Charivari is the little German restaurant that fell to Midtown -- although there's much more to it than that. If you went to Germany, you probably wouldn't order the French food, yet that's the secret of eating well here. Romanian-born chef Johan Schuster is a master of the dishes of the European Borscht Belt, or what he calls "European Continental and New Contemporary Cuisine." If you order pasta di casa (a German spaetzle), risotto al Piemontese, Wiener schnitzel, veal Zurich, ribeye "Cafe de Paris," blini and caviar or Schuster's own "Budapest-style" foie gras, odds are you are in for an incredible treat. And don't miss Schuster's seasonal menus, where he serves everything from white asparagus to black bear.
Chef Bryan Caswell has been reeling in diners with his imaginative take on Gulf seafood for the past five years. And while nothing on Reef's current menu is that groundbreaking -- save the Filipino-inspired kinilaw created by a sous chef -- Caswell and Reef (along with fishmonger P.J. Stoops) should be credited with popularizing "trash fish" such as almaco jack, sea bream, scorpion fish and rainbow runner, making "Gulf by-catch" one of the most enduring buzz-phrases of the past few years. Were it not for Reef, you might never have heard of Gulf by-catch, let alone been able to enjoy it at places like Oxheart or purchase it yourself at Revival Market. The interior is cool but not lavish, the waitstaff wears blue jeans, and the bar menu includes sliders -- all of which gives this fine dining establishment a very relaxed vibe. And while it's certainly not cheap, it's a better deal than most seafood palaces in town.
2. Brennan's (Note: The original version of this list accidentally left Brennan's off. This oversight has been corrected.)

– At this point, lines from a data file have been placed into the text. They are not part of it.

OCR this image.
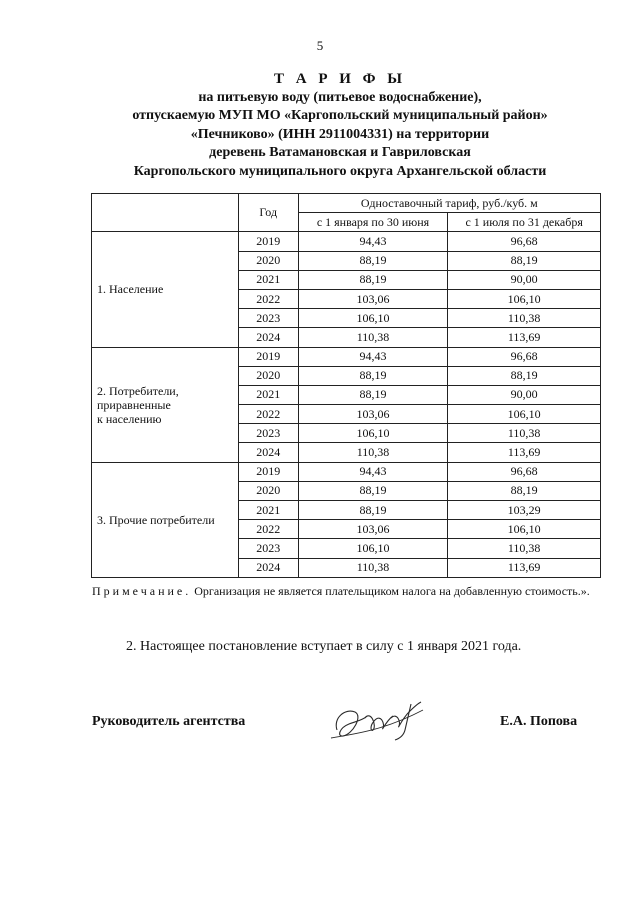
5
Т А Р И Ф Ы
на питьевую воду (питьевое водоснабжение),
отпускаемую МУП МО «Каргопольский муниципальный район»
«Печниково» (ИНН 2911004331) на территории
деревень Ватамановская и Гавриловская
Каргопольского муниципального округа Архангельской области
	Год	Одноставочный тариф, руб./куб. м	
		с 1 января по 30 июня	с 1 июля по 31 декабря
1. Население	2019	94,43	96,68
	2020	88,19	88,19
	2021	88,19	90,00
	2022	103,06	106,10
	2023	106,10	110,38
	2024	110,38	113,69

2. Потребители,
приравненные
к населению	2019	94,43	96,68
	2020	88,19	88,19
	2021	88,19	90,00
	2022	103,06	106,10
	2023	106,10	110,38
	2024	110,38	113,69
3. Прочие потребители	2019	94,43	96,68
	2020	88,19	88,19
	2021	88,19	103,29
	2022	103,06	106,10
	2023	106,10	110,38
	2024	110,38	113,69
Примечание. Организация не является плательщиком налога на добавленную стоимость.».
2. Настоящее постановление вступает в силу с 1 января 2021 года.
Руководитель агентства	Е.А. Попова
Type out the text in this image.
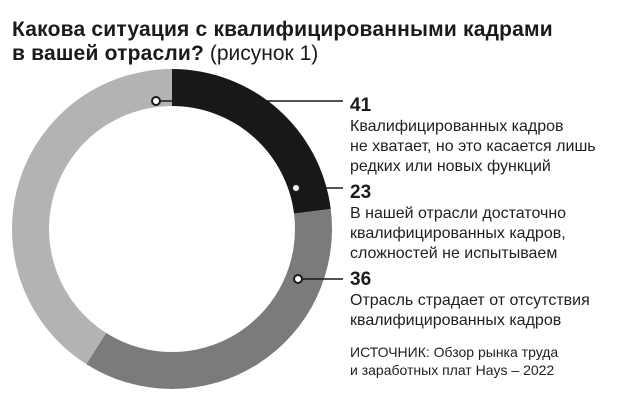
Какова ситуация с квалифицированными кадрами
в вашей отрасли? (рисунок 1)
41
Квалифицированных кадров
не хватает, но это касается лишь
редких или новых функций
23
В нашей отрасли достаточно
квалифицированных кадров,
сложностей не испытываем
36
Отрасль страдает от отсутствия
квалифицированных кадров
ИСТОЧНИК: Обзор рынка труда
и заработных плат Hays – 2022
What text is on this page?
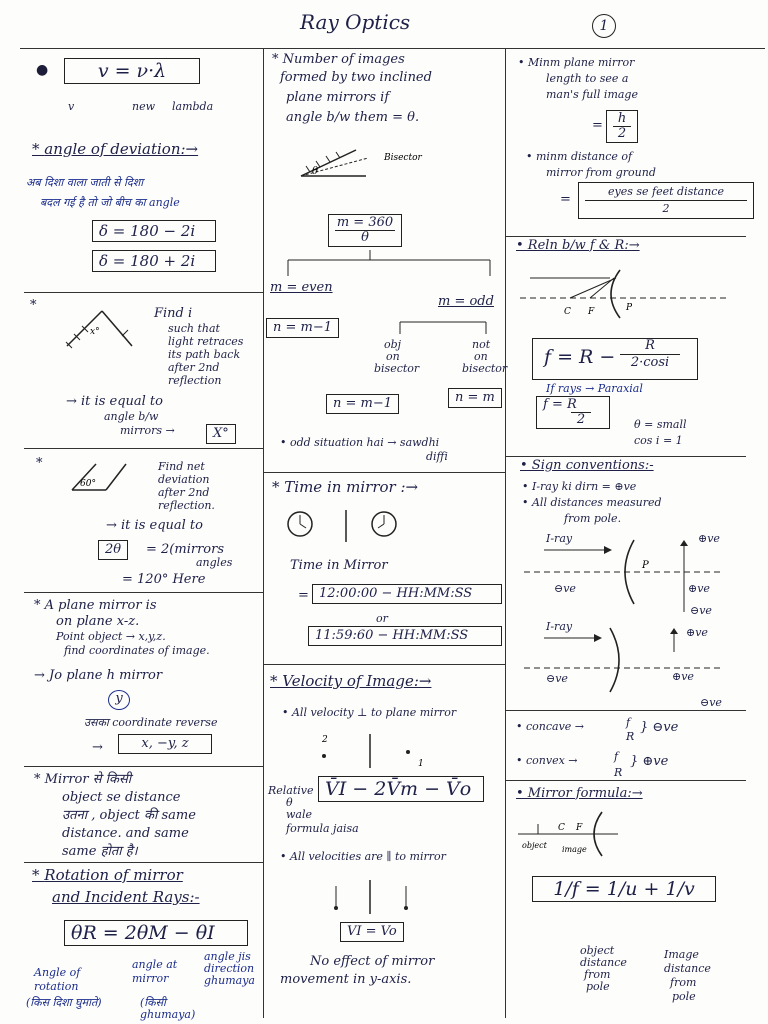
Ray Optics	1
●	v = ν·λ
v	new lambda
* angle of deviation:→
अब दिशा वाला जाती से दिशा
बदल गई है तो जो बीच का angle
δ = 180 − 2i
δ = 180 + 2i
*
x°
Find i
such that
light retraces
its path back
after 2nd
reflection
→ it is equal to
angle b/w
mirrors →	X°
*
60°
Find net
deviation
after 2nd
reflection.
→ it is equal to
2θ	= 2(mirrors
angles
= 120° Here
* A plane mirror is
on plane x-z.
Point object → x,y,z.
find coordinates of image.
→ Jo plane h mirror
y
उसका coordinate reverse
→	x, −y, z
* Mirror से किसी
object se distance
उतना , object की same
distance. and same
same होता है।
* Rotation of mirror
and Incident Rays:-
θR = 2θM − θI
Angle of rotation
angle at mirror
angle jis
direction
ghumaya
(किस दिशा घुमाते)	(किसी
ghumaya)
* Number of images
formed by two inclined
plane mirrors if
angle b/w them = θ.
θ
Bisector
m = 360
θ
m = even
m = odd
n = m−1
obj
on
bisector
not
on
bisector
n = m−1	n = m
• odd situation hai → sawdhi
diffi
* Time in mirror :→
Time in Mirror
= 12:00:00 − HH:MM:SS
or
11:59:60 − HH:MM:SS
* Velocity of Image:→
• All velocity ⊥ to plane mirror
2
1
Relative
θ
wale
formula jaisa
V̄I − 2V̄m − V̄o
• All velocities are ∥ to mirror
VI = Vo
No effect of mirror
movement in y-axis.
• Minm plane mirror
length to see a
man's full image
=	h
2
• minm distance of
mirror from ground
=
eyes se feet distance
2
• Reln b/w f & R:→
C F	P
f = R −
R
2·cosi
If rays → Paraxial
f = R
2	θ = small
cos i = 1
• Sign conventions:-
• I-ray ki dirn = ⊕ve
• All distances measured
from pole.
I-ray
P
⊕ve
⊖ve	⊕ve
⊖ve
I-ray	⊕ve
⊖ve	⊕ve
⊖ve
• concave →	f
R
} ⊖ve
• convex →	f
R
} ⊕ve
• Mirror formula:→
C F
object image
1/f = 1/u + 1/v
object
distance
from
pole
Image
distance
from
pole
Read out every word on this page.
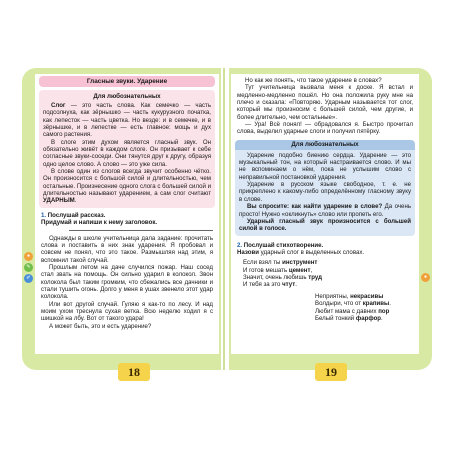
Гласные звуки. Ударение
Для любознательных

Слог — это часть слова. Как семечко — часть подсолнуха, как зёрнышко — часть кукурузного початка, как лепесток — часть цветка. Но везде: и в семечке, и в зёрнышке, и в лепестке — есть главное: мощь и дух самого растения.

В слоге этим духом является гласный звук. Он обязательно живёт в каждом слоге. Он призывает к себе согласные звуки-соседи. Они тянутся друг к другу, образуя одно целое слово. А слово — это уже сила.

В слове один из слогов всегда звучит особенно чётко. Он произносится с большой силой и длительностью, чем остальные. Произнесение одного слога с большей силой и длительностью называют ударением, а сам слог считают УДАРНЫМ.

1. Послушай рассказ.
Придумай и напиши к нему заголовок.

Однажды в школе учительница дала задание: прочитать слова и поставить в них знак ударения. Я пробовал и совсем не понял, что это такое. Размышляя над этим, я вспомнил такой случай.

Прошлым летом на даче случился пожар. Наш сосед стал звать на помощь. Он сильно ударил в колокол. Звон колокола был таким громким, что сбежались все дачники и стали тушить огонь. Долго у меня в ушах звенело этот удар колокола.

Или вот другой случай. Гуляю я как-то по лесу. И над моим ухом треснула сухая ветка. Всю неделю ходил я с шишкой на лбу. Вот от такого удара!

А может быть, это и есть ударение?

●
✎
✐
18

Но как же понять, что такое ударение в словах?

Тут учительница вызвала меня к доске. Я встал и медленно-медленно пошёл. Но она положила руку мне на плечо и сказала: «Повторяю. Ударным называется тот слог, который мы произносим с большей силой, чем другие, и более длительно, чем остальные».

— Ура! Всё понял! — обрадовался я. Быстро прочитал слова, выделил ударные слоги и получил пятёрку.

Для любознательных

Ударение подобно биению сердца. Ударение — это музыкальный тон, на который настраивается слово. И мы не вспоминаем о нём, пока не услышим слово с неправильной постановкой ударения.

Ударение в русском языке свободное, т. е. не прикреплено к какому-либо определённому гласному звуку в слове.

Вы спросите: как найти ударение в слове? Да очень просто! Нужно «окликнуть» слово или пропеть его.

Ударный гласный звук произносится с большей силой в голосе.

2. Послушай стихотворение.
Назови ударный слог в выделенных словах.
Если взял ты инструмент
И готов мешать цемент,
Значит, очень любишь труд
И тебя за это чтут.
Неприятны, некрасивы
Волдыри, что от крапивы.
Любит мама с давних пор
Белый тонкий фарфор.
●
19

After burning to the ground during Hurricane Ike, the grande dame of Cajun cuisine is looking even better than ever, and is still a reliable place for business lunches, intimate showers, date nights and expense-account meals. Brennan's is a Houston institution for a reason, after all. Southern and Creole food reigns supreme here, with rich and buttery dishes that aren't on your Weight Watchers plan but are easily worth the extra calories. The Courtyard Bar -- a new addition -- is the perfect place for a lunchtime 25-cent martini, while the elegant John Staub room is cozy and quieter than the rest of the busy restaurant. The main dining room, however, is still the place to see and be seen, and current fall specials like braised oxtails and dumplings with crispy mustard greens keep the kitchen relevant.
Monica Pope is back and better than ever at Sparrow Bar + Kitchen, which exchanged the industrial (and somewhat hard-edged) aesthetic of t'afia for a more lush, casual and inviting dining room that practically begs you to overstay your welcome. Plush red loveseats serve as two-person chairs for some of the tables and not-too-dim lighting enhances the romantic vibe of the cozy dining room. But while the restaurant has had a facelift, the menu is still pure Monica: Pope reinvents classic dishes in exciting ways that don't push things too far, like creamy grits topped with frizzled slices of dusky antelope and a tangy gremolata or shiitake mushroom-filled dumplings in a surprisingly sweet blue cheese sauce. t'afia's roots are still quite evident in Pope's locally-sourced ingredients and modern Texana dishes, but Sparrow is a transformation in more ways than just its interior design. Dining there, one gets the sense that Pope has been released from the birdcage of t'afia and is delighting in the new freedoms that Sparrow affords her.